Few people believed the polls ahead of the election, which predicted the NDP would have a double digit lead against the PCs and Wildrose.
After running consecutive government mandates since 1971, the future of the PCs is now in question following this crushing defeat.
In his post-election speech, outgoing Premier Jim Prentice announced he would step down from his positions as the government leader and MLA for his riding, effective immediately.
“As leader of the party, I accept responsibility for tonight’s outcome. I also accept responsibility for the decisions that led up to this evening,” he said. “Clearly… my contribution to public life is at an end. It is time for me to dedicate my time to other responsibilities I have as a husband, and as a father and a grandfather.”
Prentice became Premier last September, replacing interim leader David Hancock who had stepped in following Alison Redford’s resignation over a spending scandal.
The election was held a year earlier than what is legally required as Prentice wanted Albertans to approve his budget consisting of tax increases and a massive $5-billion deficit, which is partially to fund public projects.
But provincial voters instead went for the NDP who had vowed that corporate income taxes would be hiked to raise revenues for education and health care programs. The province’s energy sector royalties would also be reviewed given that royalty levels are currently below the market value of other jurisdictions.
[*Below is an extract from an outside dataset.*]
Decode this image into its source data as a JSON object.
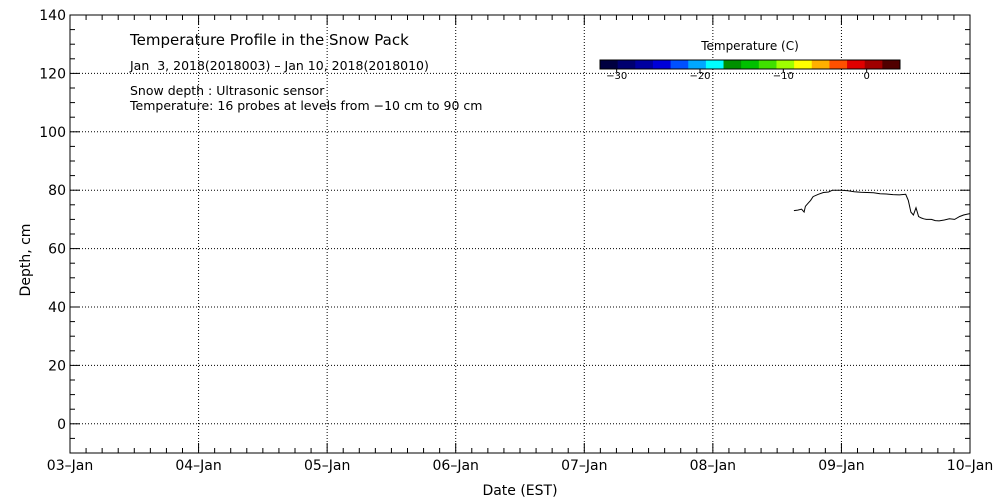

The Wildrose Party won the opposition seats with their platform of no tax increases, a balanced budget by 2017, and spending cuts.
It remains to be seen how the Alberta NDP win will affect British Columbia, however it is likely that discourse between both provincial governments on pipelines will change drastically.
The Alberta NDP win could also have an impact on the federal election scheduled for this fall. The provincial-level party is affiliated with the federal NDP.